Christopher Hester

IEM

Summary of Experience:

I had two main motivations for going on the East Asia Practicum. One was to get practical research experience and to build off of it to complete my final paper for the East Asia Seminar course. The other was to better frame my understanding of international policy and exchange between the nations of northeast Asia. Meeting with scholars of trade, security, and international education, I learned a lot about the complicated historical and contemporary socio and geopolitical landscape of the region. While I was focusing on completing my research while I was in Tokyo and Beijing, the most formative experiences were simply listening to specialists’ lectures and talking about their opinions of contemporary issues in Asia and seeing sites that are historically charged in Tokyo and Beijing respectively.

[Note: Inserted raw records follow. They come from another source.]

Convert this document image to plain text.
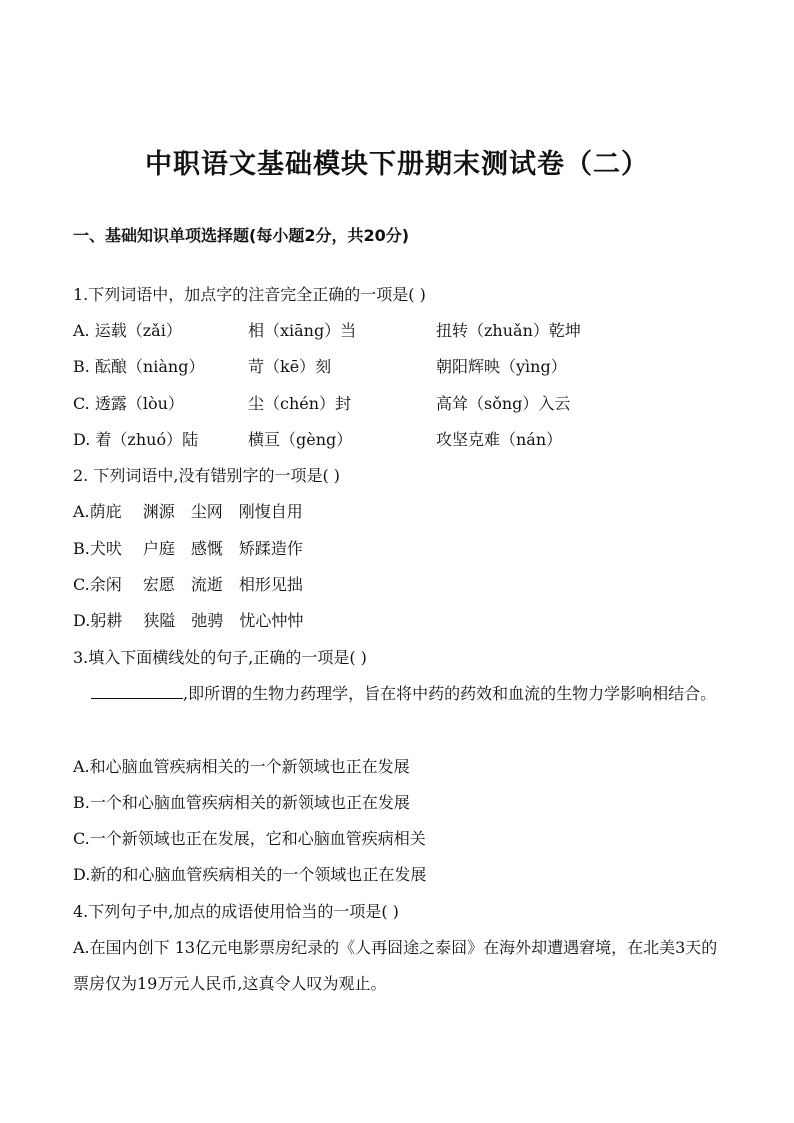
中职语文基础模块下册期末测试卷（二）
一、基础知识单项选择题(每小题2分，共20分)
1.下列词语中，加点字的注音完全正确的一项是( )
A. 运载（zǎi）	相（xiāng）当	扭转（zhuǎn）乾坤
B. 酝酿（niàng）	苛（kē）刻	朝阳辉映（yìng）
C. 透露（lòu）	尘（chén）封	高耸（sǒng）入云
D. 着（zhuó）陆	横亘（gèng）	攻坚克难（nán）
2. 下列词语中,没有错别字的一项是( )
A.荫庇　 渊源　尘网　刚愎自用
B.犬吠　 户庭　感慨　矫蹂造作
C.余闲　 宏愿　流逝　相形见拙
D.躬耕　 狭隘　弛骋　忧心忡忡
3.填入下面横线处的句子,正确的一项是( )
,即所谓的生物力药理学，旨在将中药的药效和血流的生物力学影响相结合。
A.和心脑血管疾病相关的一个新领域也正在发展
B.一个和心脑血管疾病相关的新领域也正在发展
C.一个新领域也正在发展，它和心脑血管疾病相关
D.新的和心脑血管疾病相关的一个领域也正在发展
4.下列句子中,加点的成语使用恰当的一项是( )
A.在国内创下 13亿元电影票房纪录的《人再囧途之泰囧》在海外却遭遇窘境，在北美3天的票房仅为19万元人民币,这真令人叹为观止。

Especially in Yasukuni Shrine, the site where class A war criminals from World War 2 are enshrined, and at Tiananmen Square, I was able to understand the sociopolitical context that has made these sites so relevant to regional issues. Because of conflicting histories promulgated in the northeast Asian region, going to historical sites and being able to see how others interact with the space was, in and of itself, a study in qualitative research. In the end, it was these experiences that impacted my time on the trip the most and drove the direction of my research that I am currently building upon for my final paper.

 

Early Spring Blossoms at Ikebukuro’s Gokokuji Temple, Tokyo, Japan.